Halkların birleşen mücadelelerini darbelemek amacıyla derhal topyekûn savaş politikası hayata geçirildi. Bununla birlikte, Kuzey Kürdistan ve Güney Kürdistan’da gerilla alanları bombalanmaya başlanırken, Türkiye – Kuzey Kürdistan’da yine siyasi operasyonlar baş göstermeye başladı. Bir hafta içinde 1300 kişi gözaltına alındı, onlarcası tutuklandı. Birçok kişide sokak ortasında ve evlerinde infaz edilmek istendi.
İnfazlar AKP’nin sonunun göstergesidir
Hayata geçen topyekûn savaş konseptinin bir ayağı olarak infaz politikaları AKP’nin adeta son çırpınışlarıdır. Sonunun geldiğini anlayan AKP, halkları bölmek ve zulümkarlara karşı mücadeleden vazgeçirmek için sokak ortasında infazlara başladı. AKP’nin vermeye çalıştığı mesaj; “Ya bana karşı mücadeleden vazgeçin ya da böyle sokak ortasında infaz ederiz” oldu.
Ancak AKP’nin kullandığı bu kirli savaş yöntemleri boşa çıkacaktır. Elinden geleni ardına koymayan, Amed’de, Suruç’ta açıkça katliamların ortağı olan, Zergele’de hiç çekinmeksizin -tıpkı Roboski’de olduğu gibi- halkları bombalayan AKP, infaz yöntemleri ile de halkları demokrasi ve sosyalizm mücadelesinden koparamayacaktır. Hatta çelişkileri giderek keskinleşen, devletin gerçek yüzünü gören halklar, AKP karşısında çok daha çetin mücadelelere girişecektir.
Daha keskin ve çetin mücadelelere hazırlanmalıyız
Mücadelenin daha da keskinleştiği, insanların sokak ortasında infaz edildiği, halkların üzerine bombaların yağdığı, gözaltıların, tutuklamaların süreklileştiği günümüzde sosyalistler olarak bizlerde AKP’ye karşı daha keskin ve çetin bir mücadele hattı örmeli ve buna karşı hazırlık yapmalıyız.

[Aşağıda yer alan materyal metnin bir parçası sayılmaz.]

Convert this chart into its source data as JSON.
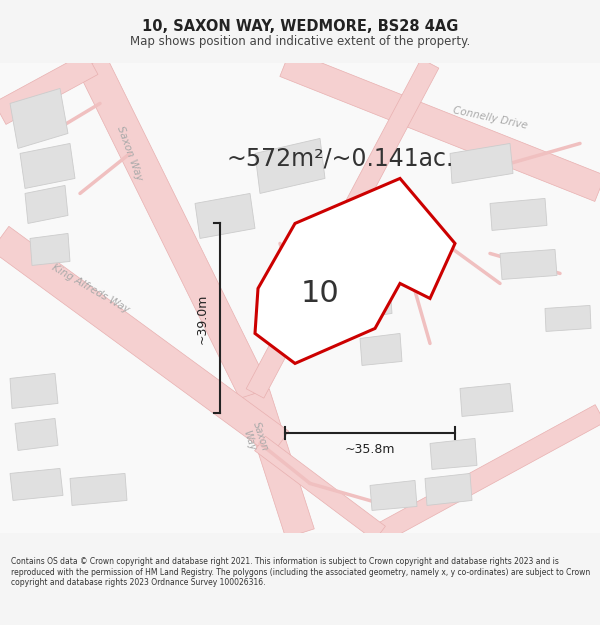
{
  "title_line1": "10, SAXON WAY, WEDMORE, BS28 4AG",
  "title_line2": "Map shows position and indicative extent of the property.",
  "area_label": "~572m²/~0.141ac.",
  "plot_number": "10",
  "dim_vertical": "~39.0m",
  "dim_horizontal": "~35.8m",
  "footer_text": "Contains OS data © Crown copyright and database right 2021. This information is subject to Crown copyright and database rights 2023 and is reproduced with the permission of HM Land Registry. The polygons (including the associated geometry, namely x, y co-ordinates) are subject to Crown copyright and database rights 2023 Ordnance Survey 100026316.",
  "map_bg": "#f8f8f8",
  "plot_fill": "#ffffff",
  "plot_edge": "#cc0000",
  "building_fill": "#e0e0e0",
  "building_edge": "#cccccc",
  "road_fill": "#f5d0d0",
  "road_edge": "#e8b0b0",
  "road_thin_color": "#e8b0b0",
  "road_label_color": "#aaaaaa",
  "dim_color": "#222222",
  "label_area_color": "#333333",
  "label_plot_color": "#333333",
  "title_color": "#222222",
  "footer_color": "#333333",
  "bg_color": "#f5f5f5"
}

Devletin faşist yüzünü hep tahlil ettik, bununla da hep karşı karşıya geldik. Ancak bugün devletin faşist yüzü artık “demokrasi” söylemlerinden tamamen sıyrılmış ve en açık haliyle karşımızda durmaktadır. Başta Kürdistan olmak üzere ülke genelinde tüm halklar devletin faşist yüzü ile burun buruna gelmekte ve devletin zulmüne en ağır biçimde maruz kalmaktadır.
Topyekûn savaş koşulları altında elbette sosyalistlerinde her gün evleri basılacak, onlarca yıl ile yargılanacak ve hatta yeni infazlarda sosyalistlere karşı gerçekleşecektir. Ancak bunlar kararlı ve bilimsel yolda hedefine doğru yürüyen bir sosyalist- devrimci harekete engel olamayacaktır. AKP’nin tüm kirli savaş politikalarına karşı ayağa kalkmalı, çelişkileri keskinleşen halklarla bütünleşmeli ve çetin mücadele günlerine hazırlıklı olmalıyız.